The Secretary-General of the Tunisian Labor Union, Noureddine Taboubi, said that the union is being targeted and cannot be affiliated with any party, while the head of the National Salvation Front called for the opposition to hold a national dialogue without President Kais Saied in the event he refuses to participate.

In a press conference on the draft constitutional reforms and the electoral law, Taboubi expressed his refusal to plunge the union into the unknown by participating in an advisory committee for dialogue approved by President Kais Saied, pointing at the same time to the need to introduce reforms to the electoral law.

Taboubi said that the union will assume its responsibilities for the rule of law and actual institutions and their defense in the country, calling for the judiciary and security to be distanced from interfering in political conflicts in Tunisia.

On Tuesday, the Tunisian General Labor Union called for a national strike in the public sector on the 16th of this month to protest against proposed government reforms, including a wage freeze, in an escalation that may hinder the government's efforts to reach an agreement with the International Monetary Fund.

Founding of the Salvation Front

Ten Tunisian political forces opposed to President Kais Saied officially announced the establishment of a united front under the name "National Salvation Front".

Shaima Issa, a member of the Front, said that the time for rescue has come to address what she called the populist onslaught that is undermining society.

She considered that the front would form an advanced class to confront the coup through a dialogue that would end the practices and mistakes of the past, as she put it.

In an interview with Al-Jazeera, Ahmed Najib Chebbi, head of the National Salvation Front, said that the Tunisian forces should initiate a national dialogue without President Kais Saied if he refuses to participate in this dialogue.


Breaking into the farmers' union

In a related context, Tunisian bodies and parties refused to storm the headquarters of the Union of Agriculture and Fishing (the Farmers' Union), who opposed the union's president, Abdel Majid Al-Zar, and installed them as a new head of the organization, accusing "the country's authorities of being behind the intrusion."
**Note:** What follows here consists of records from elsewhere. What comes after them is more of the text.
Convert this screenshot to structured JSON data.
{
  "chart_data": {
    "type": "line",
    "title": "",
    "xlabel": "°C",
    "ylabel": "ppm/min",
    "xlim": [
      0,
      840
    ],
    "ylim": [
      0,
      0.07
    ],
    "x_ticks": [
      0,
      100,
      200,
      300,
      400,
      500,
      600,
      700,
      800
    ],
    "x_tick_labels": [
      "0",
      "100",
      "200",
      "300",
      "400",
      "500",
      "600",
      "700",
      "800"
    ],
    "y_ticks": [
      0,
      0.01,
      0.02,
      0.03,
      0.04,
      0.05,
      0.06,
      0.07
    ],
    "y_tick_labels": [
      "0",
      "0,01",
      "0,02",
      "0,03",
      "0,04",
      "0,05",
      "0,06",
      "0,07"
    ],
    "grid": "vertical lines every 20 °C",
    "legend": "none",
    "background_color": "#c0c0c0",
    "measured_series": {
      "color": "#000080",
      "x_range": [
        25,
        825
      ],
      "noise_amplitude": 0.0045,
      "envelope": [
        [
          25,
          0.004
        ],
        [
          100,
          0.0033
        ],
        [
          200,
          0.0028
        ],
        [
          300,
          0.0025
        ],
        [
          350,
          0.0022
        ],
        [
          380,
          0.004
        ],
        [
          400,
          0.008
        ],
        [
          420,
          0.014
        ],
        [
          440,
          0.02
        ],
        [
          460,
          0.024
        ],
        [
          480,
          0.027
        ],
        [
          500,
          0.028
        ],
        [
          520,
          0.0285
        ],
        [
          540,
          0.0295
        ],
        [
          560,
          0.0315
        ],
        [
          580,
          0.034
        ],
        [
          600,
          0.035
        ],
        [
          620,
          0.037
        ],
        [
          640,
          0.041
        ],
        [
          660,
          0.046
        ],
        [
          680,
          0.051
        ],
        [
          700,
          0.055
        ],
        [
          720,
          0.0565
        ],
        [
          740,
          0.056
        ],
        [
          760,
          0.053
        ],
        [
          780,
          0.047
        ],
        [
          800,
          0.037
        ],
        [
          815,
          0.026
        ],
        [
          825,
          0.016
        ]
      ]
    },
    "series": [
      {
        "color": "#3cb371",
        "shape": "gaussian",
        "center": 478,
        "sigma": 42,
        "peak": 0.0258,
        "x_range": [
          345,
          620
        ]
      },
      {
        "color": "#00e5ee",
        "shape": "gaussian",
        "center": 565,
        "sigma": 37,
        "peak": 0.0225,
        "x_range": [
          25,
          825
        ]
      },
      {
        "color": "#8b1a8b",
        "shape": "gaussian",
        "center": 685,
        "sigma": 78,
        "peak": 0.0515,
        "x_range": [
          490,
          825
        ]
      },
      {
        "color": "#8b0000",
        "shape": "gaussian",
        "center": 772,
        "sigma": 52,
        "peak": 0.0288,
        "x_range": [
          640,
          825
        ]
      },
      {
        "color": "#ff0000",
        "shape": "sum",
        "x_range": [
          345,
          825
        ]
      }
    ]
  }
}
The National Salvation Front said, "The headquarters of the Union was stormed by a coup group that moved at the behest and support of the political authority."

"The National Salvation Front renews its condemnation of these actions that target the independence of civil society organisations," she added.

For its part, the “Citizens Against the Coup” movement expressed its rejection of the “chaotic process of storming and removing the doors of offices that witnessed the headquarters of the Agriculture Union, and the installation of an illegitimate head of the national organization through bullying the security establishment and with direct support from the de-facto authority.”

In turn, the Republican Party considered that "what the Tunisian Union of Agriculture and Fishing is subjected to is an attempt of blatant interference by the political authority and its agencies in an attempt to subjugate it and install its loyalists on its head."

It is noteworthy that Al-Zar announced in previous statements his rejection of the national dialogue in the manner proposed by the country's President, Qais Saeed.